You learn early on what your parents and other adults in your life think you should do – like eat your peas – and what they think you should not do – like stick your finger in an electrical socket. When you’re doing what they think you should do, you get kudos and positive reactions, which feel good. And when you’re doing what they think you shouldn’t do, you get punishments and negative reactions, which feel bad. As you get older and go to school, this same process of conditioning works with teachers and peers. And eventually, as an adult, they get reinforced by friends, romantic partners, and professional colleagues.
And here’s where your brain comes in. Basically, your brain is amazing and at its most fundamental level, it is geared to ensure your survival. Which is good! Inside your brain, there is something called the amygdala, which is also known as the “fight or flight” part of your brain. When your amygdala senses danger, it sets of alarm bells and sends signals to other parts of your body (like your adrenal glands) which get your body geared up to protect you and help you get out of a situation that is being perceived as a threat. When your amygdala is calm and doesn’t sense danger, other cool things are going on like the release of feel-good chemicals (like dopamine, serotonin, and oxytocin) which are associated with feelings of calm, happiness, and bonding.
Your brain, and therefore the rest of you, is happy when things are calm and peaceful. And your brain, and therefore the rest of you, is not happy when things are stressful and there’s a possible danger lurking around.
When you’re doing something you’ve been conditioned to think of as what you’re “supposed” to do, your brain is comfortable and calm because it doesn’t sense danger. But when you start doing things that aren’t what you’ve been conditioned to do – for example, when you stop meeting others’ expectations or doing things that others want you to do – your brain may perceive this as danger and have a bit of a freakout.
So when you’re in the process of finding your own way, especially when it involves doing something different from what others expect of you, your brain will send off little alerts that what you’re wanting to do may be dangerous. Because there may be social repercussions – like ostracization or people being displeased with you for not doing what’s expected – your brain wants you to avoid that. Your brain, instead, encourages you to do the comfortable, safe thing, which is to continue doing what you’ve been conditioned to do and fulfill expectations that others have set for you.
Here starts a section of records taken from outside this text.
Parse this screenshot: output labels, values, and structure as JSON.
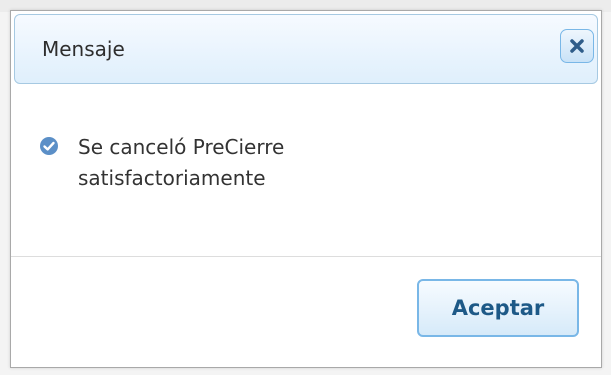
{
  "dialog": {
    "title": "Mensaje",
    "close_icon": "close-icon",
    "message_icon": "check-circle-icon",
    "message_line1": "Se canceló PreCierre",
    "message_line2": "satisfactoriamente",
    "accept_label": "Aceptar"
  },
  "colors": {
    "accent": "#79b7e7",
    "titlebar_border": "#a6c9e2",
    "button_text": "#1d5987",
    "icon_blue": "#5b8fc7"
  }
}
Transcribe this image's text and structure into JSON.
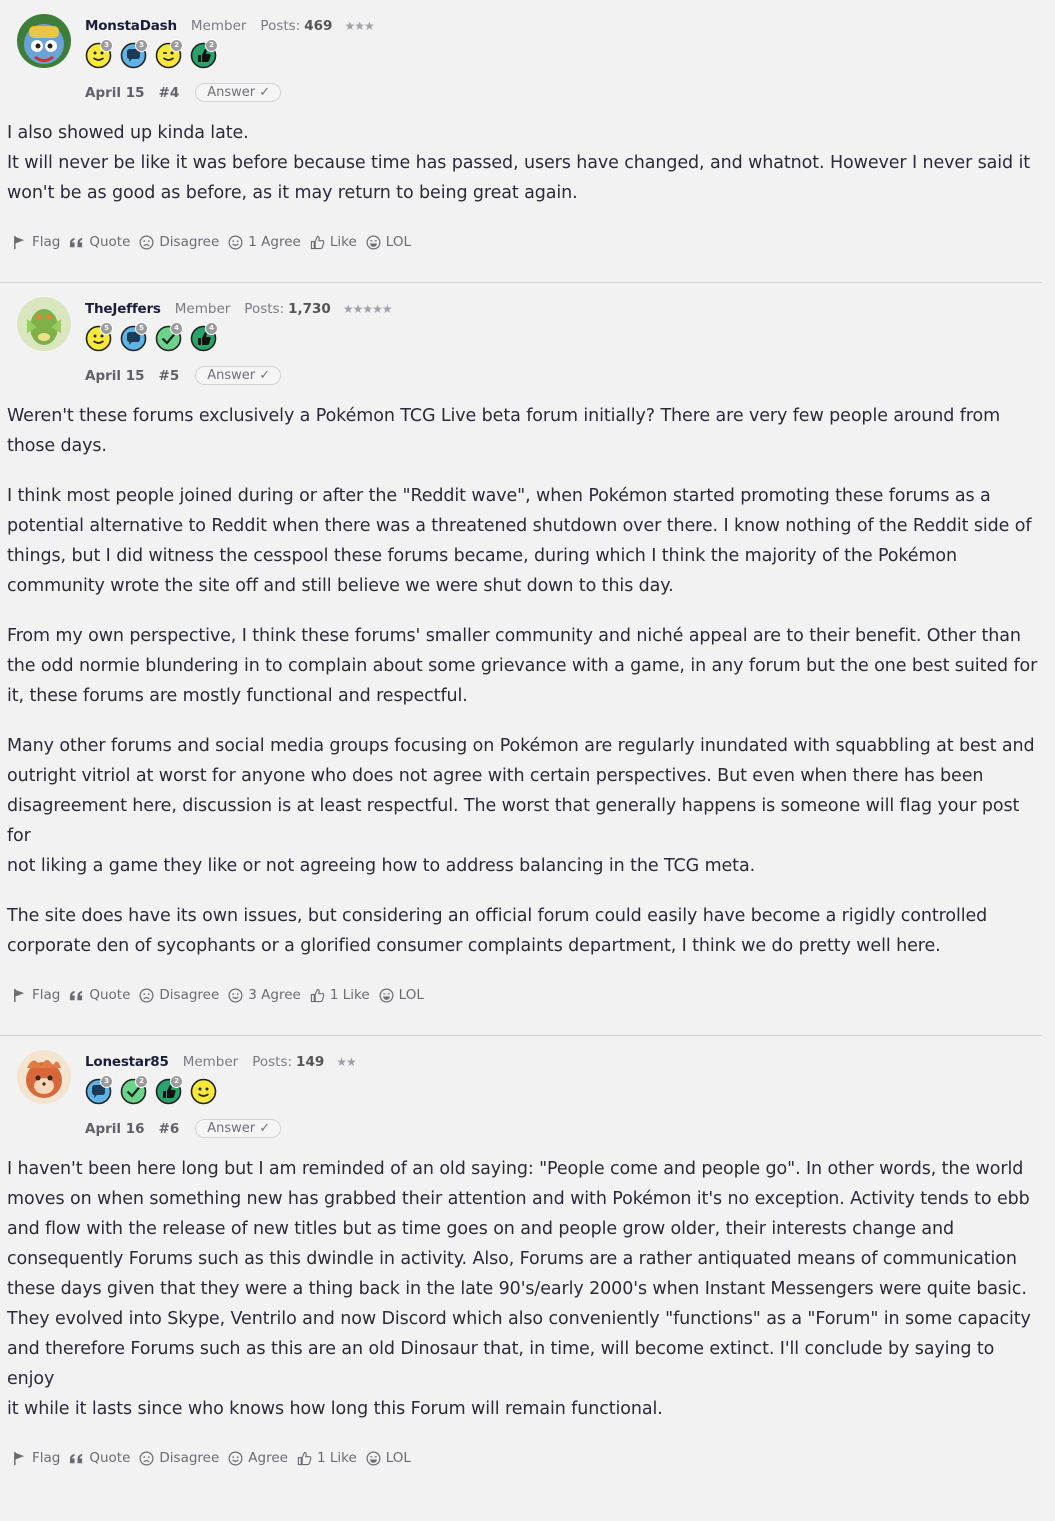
{
  "posts": [
    {
      "username": "MonstaDash",
      "role": "Member",
      "posts_label": "Posts:",
      "posts_count": "469",
      "stars": "★★★",
      "date": "April 15",
      "number": "#4",
      "answer_label": "Answer ✓",
      "badges": [
        {
          "icon": "smiley-badge-icon",
          "count": "3",
          "color": "#f7e93a"
        },
        {
          "icon": "chat-badge-icon",
          "count": "3",
          "color": "#5fb3e6"
        },
        {
          "icon": "wink-badge-icon",
          "count": "2",
          "color": "#f7e93a"
        },
        {
          "icon": "thumbs-badge-icon",
          "count": "2",
          "color": "#27a36b"
        }
      ],
      "paragraphs": [
        [
          "I also showed up kinda late.",
          "It will never be like it was before because time has passed, users have changed, and whatnot. However I never said it",
          "won't be as good as before, as it may return to being great again."
        ]
      ],
      "actions": {
        "flag": "Flag",
        "quote": "Quote",
        "disagree": "Disagree",
        "agree": "1 Agree",
        "like": "Like",
        "lol": "LOL"
      }
    },
    {
      "username": "TheJeffers",
      "role": "Member",
      "posts_label": "Posts:",
      "posts_count": "1,730",
      "stars": "★★★★★",
      "date": "April 15",
      "number": "#5",
      "answer_label": "Answer ✓",
      "badges": [
        {
          "icon": "smiley-badge-icon",
          "count": "5",
          "color": "#f7e93a"
        },
        {
          "icon": "chat-badge-icon",
          "count": "5",
          "color": "#5fb3e6"
        },
        {
          "icon": "check-badge-icon",
          "count": "4",
          "color": "#6cd48a"
        },
        {
          "icon": "thumbs-badge-icon",
          "count": "4",
          "color": "#27a36b"
        }
      ],
      "paragraphs": [
        [
          "Weren't these forums exclusively a Pokémon TCG Live beta forum initially? There are very few people around from",
          "those days."
        ],
        [
          "I think most people joined during or after the \"Reddit wave\", when Pokémon started promoting these forums as a",
          "potential alternative to Reddit when there was a threatened shutdown over there. I know nothing of the Reddit side of",
          "things, but I did witness the cesspool these forums became, during which I think the majority of the Pokémon",
          "community wrote the site off and still believe we were shut down to this day."
        ],
        [
          "From my own perspective, I think these forums' smaller community and niché appeal are to their benefit. Other than",
          "the odd normie blundering in to complain about some grievance with a game, in any forum but the one best suited for",
          "it, these forums are mostly functional and respectful."
        ],
        [
          "Many other forums and social media groups focusing on Pokémon are regularly inundated with squabbling at best and",
          "outright vitriol at worst for anyone who does not agree with certain perspectives. But even when there has been",
          "disagreement here, discussion is at least respectful. The worst that generally happens is someone will flag your post for",
          "not liking a game they like or not agreeing how to address balancing in the TCG meta."
        ],
        [
          "The site does have its own issues, but considering an official forum could easily have become a rigidly controlled",
          "corporate den of sycophants or a glorified consumer complaints department, I think we do pretty well here."
        ]
      ],
      "actions": {
        "flag": "Flag",
        "quote": "Quote",
        "disagree": "Disagree",
        "agree": "3 Agree",
        "like": "1 Like",
        "lol": "LOL"
      }
    },
    {
      "username": "Lonestar85",
      "role": "Member",
      "posts_label": "Posts:",
      "posts_count": "149",
      "stars": "★★",
      "date": "April 16",
      "number": "#6",
      "answer_label": "Answer ✓",
      "badges": [
        {
          "icon": "chat-badge-icon",
          "count": "3",
          "color": "#5fb3e6"
        },
        {
          "icon": "check-badge-icon",
          "count": "2",
          "color": "#6cd48a"
        },
        {
          "icon": "thumbs-badge-icon",
          "count": "2",
          "color": "#27a36b"
        },
        {
          "icon": "smiley-badge-icon",
          "count": "",
          "color": "#f7e93a"
        }
      ],
      "paragraphs": [
        [
          "I haven't been here long but I am reminded of an old saying: \"People come and people go\". In other words, the world",
          "moves on when something new has grabbed their attention and with Pokémon it's no exception. Activity tends to ebb",
          "and flow with the release of new titles but as time goes on and people grow older, their interests change and",
          "consequently Forums such as this dwindle in activity. Also, Forums are a rather antiquated means of communication",
          "these days given that they were a thing back in the late 90's/early 2000's when Instant Messengers were quite basic.",
          "They evolved into Skype, Ventrilo and now Discord which also conveniently \"functions\" as a \"Forum\" in some capacity",
          "and therefore Forums such as this are an old Dinosaur that, in time, will become extinct. I'll conclude by saying to enjoy",
          "it while it lasts since who knows how long this Forum will remain functional."
        ]
      ],
      "actions": {
        "flag": "Flag",
        "quote": "Quote",
        "disagree": "Disagree",
        "agree": "Agree",
        "like": "1 Like",
        "lol": "LOL"
      }
    }
  ]
}
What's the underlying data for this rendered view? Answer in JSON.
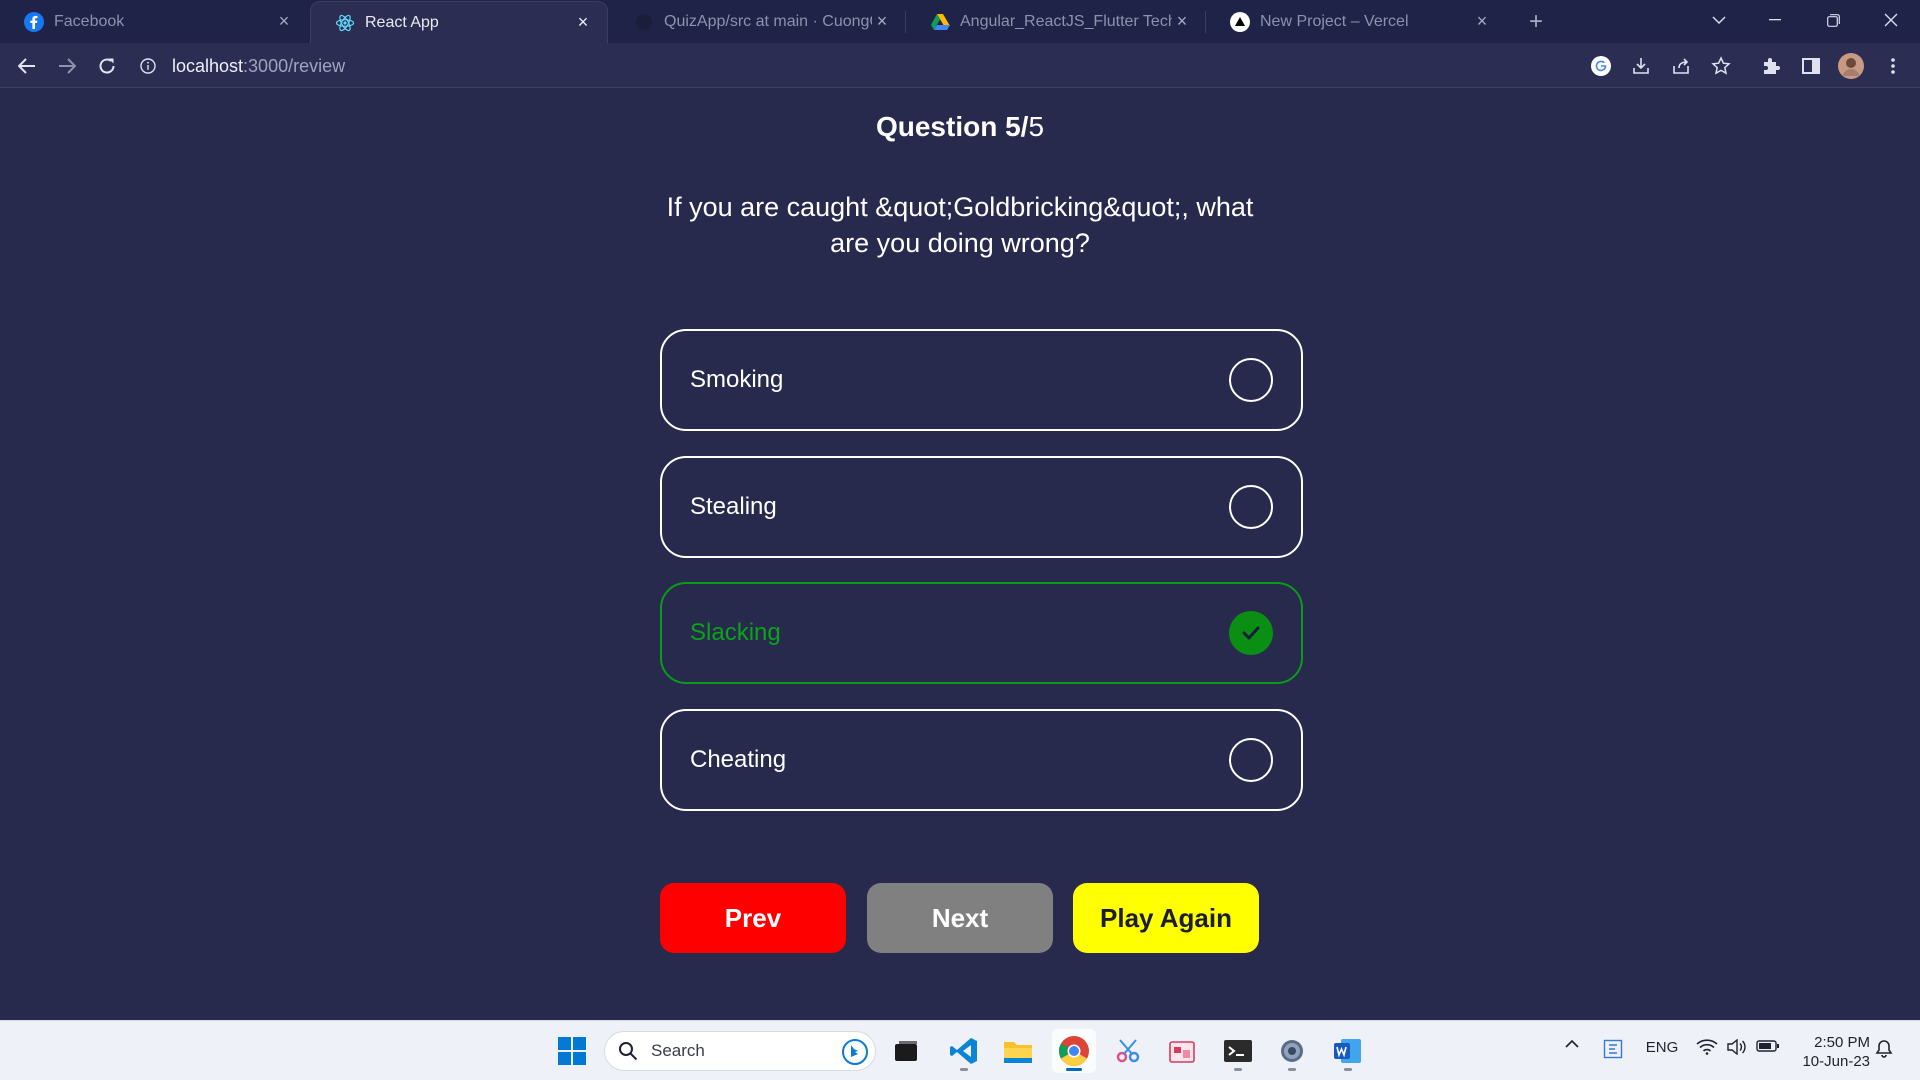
{
  "browser": {
    "tabs": [
      {
        "label": "Facebook",
        "icon": "facebook-icon",
        "active": false
      },
      {
        "label": "React App",
        "icon": "react-icon",
        "active": true
      },
      {
        "label": "QuizApp/src at main · CuongGo",
        "icon": "github-icon",
        "active": false
      },
      {
        "label": "Angular_ReactJS_Flutter Technica",
        "icon": "google-drive-icon",
        "active": false
      },
      {
        "label": "New Project – Vercel",
        "icon": "vercel-icon",
        "active": false
      }
    ],
    "url_host": "localhost",
    "url_path": ":3000/review"
  },
  "quiz": {
    "question_label": "Question 5/",
    "question_total": "5",
    "question_text": "If you are caught &quot;Goldbricking&quot;, what are you doing wrong?",
    "answers": [
      {
        "label": "Smoking",
        "state": "unselected"
      },
      {
        "label": "Stealing",
        "state": "unselected"
      },
      {
        "label": "Slacking",
        "state": "correct"
      },
      {
        "label": "Cheating",
        "state": "unselected"
      }
    ],
    "buttons": {
      "prev": "Prev",
      "next": "Next",
      "play_again": "Play Again"
    },
    "colors": {
      "background": "#272a4d",
      "correct": "#0a9b18",
      "prev": "#ff0000",
      "next": "#808080",
      "play_again": "#ffff00"
    }
  },
  "taskbar": {
    "search_placeholder": "Search",
    "language": "ENG",
    "time": "2:50 PM",
    "date": "10-Jun-23",
    "apps": [
      "windows-start-icon",
      "task-view-icon",
      "vscode-icon",
      "file-explorer-icon",
      "chrome-icon",
      "snipping-tool-icon",
      "photos-icon",
      "terminal-icon",
      "settings-icon",
      "word-icon"
    ]
  }
}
Doing things your own way, and for your own reasons, takes courage and confidence. It requires being gutsy because it means stepping out of that safe zone and standing on your own to do what makes sense for you, even when your brain is setting off alarm bells and fearing that doing so is dangerous.
In my experience, the best way to overcome this is to gain clarity about what it is you really want, find people who support you in your pursuit of that, and overcome your brain’s desire to hold you back by thinking through obstacles and challenges and putting guardrails in place so that you can pursue your path even when it feels unlikely, impossible, or insecure. That’s getting gutsy.